Detector lets users see biomarkers with their own eyes

One of the big ideas behind biomarker development is not only to diagnose disease earlier and less invasively, but also to make it easier and cheaper for anybody to do. In the words of Boston University's Hatice Altug, diagnoses should be, ideally, "as cheap and easy as a pregnancy test," she tells nanotechweb.org. So, along the way to that goal, Altug and colleagues have developed a diagnostic test that enables cancer biomarkers to be seen with the naked eye.

Altug and her team built a prototype detector consisting of a light source and a nanostructured surface that detects presence of specific antibodies. They fabricated a plasmonic--or light-confining--surface patterned with segmented arrays of nanoscale holes. Then they coated each segment with a layer of proteins known to bind to specific antibodies. They engineered the arrays on the biosensor surface to produce "Fano" resonances, which would appear in a spectrometer as an upside-down, asymmetric script "V." When the right antibodies bind to the array, the resonance goes through a shift and the light drops. To the naked eye, the sensor turns dark, meaning the sought-after biomarker has been detected.
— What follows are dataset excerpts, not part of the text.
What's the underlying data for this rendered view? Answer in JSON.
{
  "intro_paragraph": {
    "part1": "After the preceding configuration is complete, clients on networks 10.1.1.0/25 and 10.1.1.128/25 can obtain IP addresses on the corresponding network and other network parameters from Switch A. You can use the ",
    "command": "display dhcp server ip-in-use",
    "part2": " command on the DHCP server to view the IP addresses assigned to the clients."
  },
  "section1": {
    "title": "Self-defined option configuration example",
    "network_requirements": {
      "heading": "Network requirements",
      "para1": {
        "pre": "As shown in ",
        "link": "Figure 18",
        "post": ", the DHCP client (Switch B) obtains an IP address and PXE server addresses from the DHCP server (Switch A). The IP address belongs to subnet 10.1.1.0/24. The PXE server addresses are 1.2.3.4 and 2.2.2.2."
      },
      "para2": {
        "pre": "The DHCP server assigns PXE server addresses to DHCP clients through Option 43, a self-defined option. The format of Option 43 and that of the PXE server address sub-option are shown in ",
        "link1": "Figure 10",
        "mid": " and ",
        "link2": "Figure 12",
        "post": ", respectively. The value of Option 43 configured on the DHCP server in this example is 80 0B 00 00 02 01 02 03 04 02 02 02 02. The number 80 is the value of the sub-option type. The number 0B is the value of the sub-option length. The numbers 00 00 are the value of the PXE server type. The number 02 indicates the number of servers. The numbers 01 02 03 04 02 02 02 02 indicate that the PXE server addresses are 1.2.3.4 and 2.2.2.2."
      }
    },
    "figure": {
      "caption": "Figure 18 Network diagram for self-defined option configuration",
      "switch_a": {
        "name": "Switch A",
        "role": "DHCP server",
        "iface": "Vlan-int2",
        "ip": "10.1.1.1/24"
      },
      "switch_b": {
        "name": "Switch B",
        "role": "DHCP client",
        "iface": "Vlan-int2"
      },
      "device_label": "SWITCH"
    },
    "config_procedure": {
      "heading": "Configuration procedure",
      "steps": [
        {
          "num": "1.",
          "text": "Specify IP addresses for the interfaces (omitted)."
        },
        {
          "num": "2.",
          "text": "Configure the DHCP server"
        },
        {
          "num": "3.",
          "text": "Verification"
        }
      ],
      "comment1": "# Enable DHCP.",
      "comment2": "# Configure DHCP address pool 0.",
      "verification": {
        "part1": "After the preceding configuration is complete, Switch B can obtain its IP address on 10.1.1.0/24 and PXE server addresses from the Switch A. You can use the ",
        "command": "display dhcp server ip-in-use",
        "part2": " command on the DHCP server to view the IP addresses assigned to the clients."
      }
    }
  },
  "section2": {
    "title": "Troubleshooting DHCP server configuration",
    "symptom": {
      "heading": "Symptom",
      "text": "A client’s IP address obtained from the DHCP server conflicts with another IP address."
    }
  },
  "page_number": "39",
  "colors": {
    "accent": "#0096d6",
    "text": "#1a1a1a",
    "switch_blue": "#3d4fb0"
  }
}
"When the biomolecules are captured by the proteins that recognize them, we can see with the naked eye antibody accumulation on the surface by looking at the intensity of the transmitted light," Altug said in a release. "This enables us to detect biomolecules without any labeling."

Altug published her research in the Proceedings of the National Academy of Sciences and is continuing to work on a device that seamlessly combines all elements. "It is really exciting to see a fundamental physical phenomenon such as Fano resonance behavior being directly applied to a real-world problem that can impact lives," said Ahmet Ali Yanik, the first author of the paper. "We now have a very strong foundation upon which increasingly more complicated, lab-on-chip systems can be constructed."